April 16, 2004 @ 1:55 am by sean
We just had a floor talk in the lobby about who we are in Christ. What our identity in Christ is. I’m really glad I skipped doing my design homework, it was rather enlightening. I realized something about myself that I’m now looking to change, because I can see it needs changing. I came in late because I had never seen the “ToMacco” Simpson’s episode, so I watched that. But when I came in, they were discussing the individualistic attitudes in our country and I was thinking about how I like community and friends and such, but then Ryan made a comment about how he doesn’t like to be a burden to other people. I think the same way, but had never thought of that as a bad thing. I really enjoy doing things for other people, helping people out and such, but I’m really hesitant to take things from people or ask things of people, because I don’t want to be a burden to other people. Whether that be from pride or be from wanting to be self-sufficient I’m not sure, but it isn’t good either way. I don’t really even like getting compliments on stuff I do. I think some of it has to do with the correct assumption that some people don’t want to help other people out, but I think the majority is me being stubborn, or maybe even embarrased.
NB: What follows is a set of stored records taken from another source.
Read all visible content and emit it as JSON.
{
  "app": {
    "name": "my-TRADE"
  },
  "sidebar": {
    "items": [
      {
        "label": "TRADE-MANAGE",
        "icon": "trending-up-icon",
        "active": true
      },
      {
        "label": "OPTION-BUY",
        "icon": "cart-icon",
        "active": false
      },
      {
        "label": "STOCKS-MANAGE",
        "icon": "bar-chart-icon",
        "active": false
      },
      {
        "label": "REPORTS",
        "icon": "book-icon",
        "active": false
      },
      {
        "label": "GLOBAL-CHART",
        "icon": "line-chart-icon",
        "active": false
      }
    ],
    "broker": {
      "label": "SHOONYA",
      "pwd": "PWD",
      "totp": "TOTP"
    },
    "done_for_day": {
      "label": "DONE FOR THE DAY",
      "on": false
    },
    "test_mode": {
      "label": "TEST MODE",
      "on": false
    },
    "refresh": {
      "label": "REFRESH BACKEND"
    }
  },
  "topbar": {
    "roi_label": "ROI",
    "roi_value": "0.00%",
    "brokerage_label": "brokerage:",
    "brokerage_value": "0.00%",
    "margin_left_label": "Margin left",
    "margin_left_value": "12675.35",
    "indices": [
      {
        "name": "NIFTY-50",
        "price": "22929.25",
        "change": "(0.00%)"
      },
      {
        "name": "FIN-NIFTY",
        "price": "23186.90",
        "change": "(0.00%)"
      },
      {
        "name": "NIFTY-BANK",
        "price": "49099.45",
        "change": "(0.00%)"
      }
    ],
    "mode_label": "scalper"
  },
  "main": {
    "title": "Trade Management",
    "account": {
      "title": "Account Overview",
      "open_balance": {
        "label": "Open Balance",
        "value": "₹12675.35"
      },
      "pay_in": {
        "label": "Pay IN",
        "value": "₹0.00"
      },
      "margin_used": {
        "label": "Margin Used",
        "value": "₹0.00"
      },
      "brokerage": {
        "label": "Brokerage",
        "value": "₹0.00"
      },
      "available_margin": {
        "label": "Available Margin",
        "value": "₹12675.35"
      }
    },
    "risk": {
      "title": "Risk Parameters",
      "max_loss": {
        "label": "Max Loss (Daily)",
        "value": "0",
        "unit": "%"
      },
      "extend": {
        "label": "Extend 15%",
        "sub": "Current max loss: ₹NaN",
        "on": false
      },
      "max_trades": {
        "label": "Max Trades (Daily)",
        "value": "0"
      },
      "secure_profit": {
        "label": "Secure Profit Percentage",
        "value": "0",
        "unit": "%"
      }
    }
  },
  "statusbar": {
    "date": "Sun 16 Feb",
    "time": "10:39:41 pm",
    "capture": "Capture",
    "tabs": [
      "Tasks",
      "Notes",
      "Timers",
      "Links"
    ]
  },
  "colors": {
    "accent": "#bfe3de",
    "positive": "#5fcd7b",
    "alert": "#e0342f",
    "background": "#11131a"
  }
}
I thought about dating too. I think that its possible people date so much and so often is because it is so difficult to to be individual and we desire to have someone so close. My parents and others talk about group dating and stuff, I think they are kind of on to somethinig. I don’t like dating at all, but I really enjoy hanging out. I think the more I hang out with friends, the less I want to a ‘significant other’. I still want one sometime in the future, and would possibly like to know now so I at least don’t have to worry about it. But I’ve got great friends, so ya’ll better stick around so I don’t start dating.
I got to hang out with Jen Buck and Phil and Faith and Dan and Pheobe and Steve and James after the excellent symphonic concert tonight. I saw more pictures of Jen Buck with long hair. That’s always a good time.
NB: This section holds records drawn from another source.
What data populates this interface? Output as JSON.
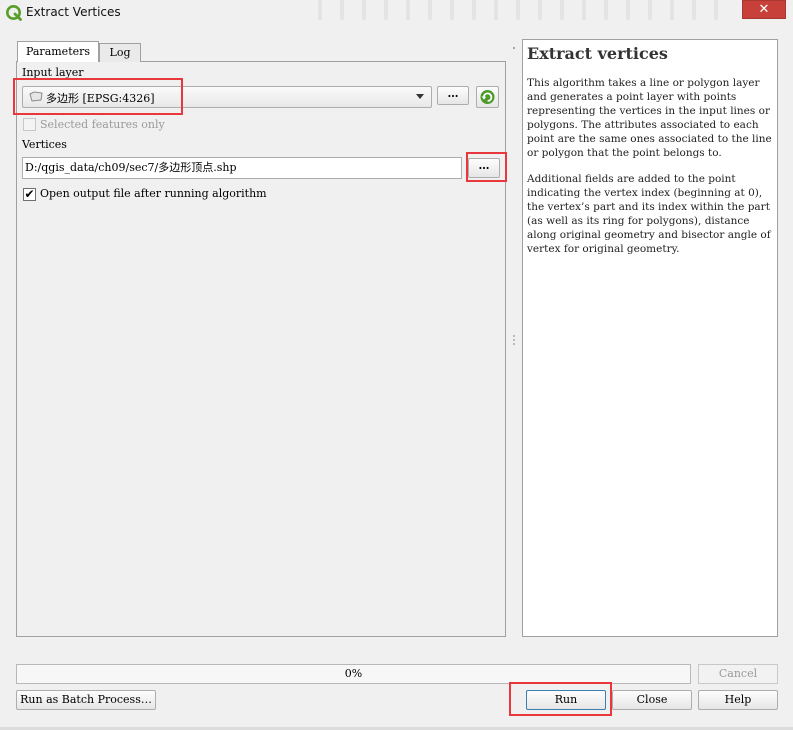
{
  "window": {
    "title": "Extract Vertices",
    "close_glyph": "✕"
  },
  "tabs": [
    {
      "label": "Parameters"
    },
    {
      "label": "Log"
    }
  ],
  "params": {
    "input_layer_label": "Input layer",
    "input_layer_value": "多边形 [EPSG:4326]",
    "layer_options_label": "…",
    "selected_only_label": "Selected features only",
    "selected_only_checked": false,
    "vertices_label": "Vertices",
    "vertices_value": "D:/qgis_data/ch09/sec7/多边形顶点.shp",
    "vertices_browse_label": "…",
    "open_output_label": "Open output file after running algorithm",
    "open_output_checked": true,
    "check_glyph": "✔"
  },
  "help": {
    "title": "Extract vertices",
    "paragraphs": [
      "This algorithm takes a line or polygon layer and generates a point layer with points representing the vertices in the input lines or polygons. The attributes associated to each point are the same ones associated to the line or polygon that the point belongs to.",
      "Additional fields are added to the point indicating the vertex index (beginning at 0), the vertex’s part and its index within the part (as well as its ring for polygons), distance along original geometry and bisector angle of vertex for original geometry."
    ]
  },
  "progress": {
    "label": "0%",
    "fraction": 0
  },
  "buttons": {
    "cancel": "Cancel",
    "batch": "Run as Batch Process…",
    "run": "Run",
    "close": "Close",
    "help": "Help"
  },
  "icons": {
    "app": "qgis-logo-icon",
    "layer": "polygon-layer-icon",
    "iterate": "iterate-icon",
    "splitter": "splitter-handle-icon"
  },
  "colors": {
    "highlight": "#e8383d",
    "qgis_green": "#5a9e2a"
  }
}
My roomate is playing XBOX live(Internet like for those who don’t know) and he was racing a guy from Vancouver, and my roomate didn’t know where that was, and I don’t know where it is off-hand either. But the guy didn’t know where Chicago was. That is really strange to think about how usual something is for us, and they don’t know. Why should I think that someone in Canada should know where Chicago is if I don’t even know where Vancouver is?